I think this is a great idea. Tastes, as well as needs, are different between populations and it is hard to find a language that can unify them all. The libs team has a policy that they first check whether a feature can be implemented inside an external crate and only if it seems important enough they add it to the libraries. I think it would be great if there’d be a similar policy for the language proper. Everyone would profit: those who want the sugar, as they can now experiment with even more sugar, and those who don’t like the sugar, as they only have to deal with it if they encounter a codebase that uses that sugar. There could be subsets that are best suited for initial learners. We wouldn’t have to integrate the dialectal ratchet into the language itself.

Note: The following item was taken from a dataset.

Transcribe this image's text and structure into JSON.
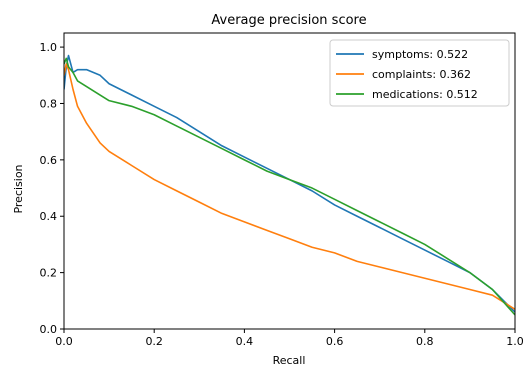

I also like the idea that build.rs is responsible for the compile-to-rust process. This way, sources uploaded to crates.io remain editable and crates.io isn’t just a repository of compiled artifacts like npm is.


#9

Generating boilerplate for a proc_macro almost works. If you wrap .rs.coffee file in a proc macro in an .rs copy of the file, rustc will point to the right line, but in a wrong file. It’ll show .rs instead of .rs.coffee.

It’s close, but for example I’m clicking file paths in the terminal to open the file/line in my editor, so rustc pointing to .rs instead of .rs.coffee would open a wrong file for me.

Ability to create custom SourceFile/Span objects would be needed for the proc macro to correct the paths.


#10

So based on feedback so far, #line is too ugly. proc_macro is promising (and can help avoid exposing temporary .rs files). Custom attributes look neat. Spans seem to be the Rust way to do proper source maps.

To put it all together, it could be something like this:

 #[transpile(c)] // some way to select which transpiler you want
 // Transpilers may need config options. Options could be added as extra attributes.
 #[transpile(c, define="HAS_STDINT=1", include_path="../includes")] 
 #[path = "foo.c"] // the standard Rust attr can be used to select the path. 
 // If no path is set, the transpiler should have ability to infer it (modname + extension)
 mod foo;

Such attribute would invoke a special proc_macro that produces a TokenStream. However, the input to the proc macro would not be the usual TokenStream, but some higher-level object that would expose the module path, custom attributes and offer ability to get either the standard TokenStream (for Rust++–like languages) or raw source code (for everything else).


#11

I’m very interested in this. At my work we are currently working on an external DSL for describing binary data formats (in a similar vein to this paper), and we are going to be compiling this to Rust, and possibly other languages in the future too. This will be type checked using our own type system, and ideally we’d be able to catch all type errors before our Rust code gets to rustc. Still would be handy to have some kind of source-mapping available to us - I think @nrc had an RFC on this several years ago?

Another example would be LALRPOP - currently it doesn’t do any type checking on the Rust snippets, and type errors in those snippets can be a pain to associate with the offending line in the .lalrpop file.


#12

Ah, here’s the RFC on sourcemaps: Supporting code generators with source maps and multiple source directories

It was by @erickt, not @nrc! My bad!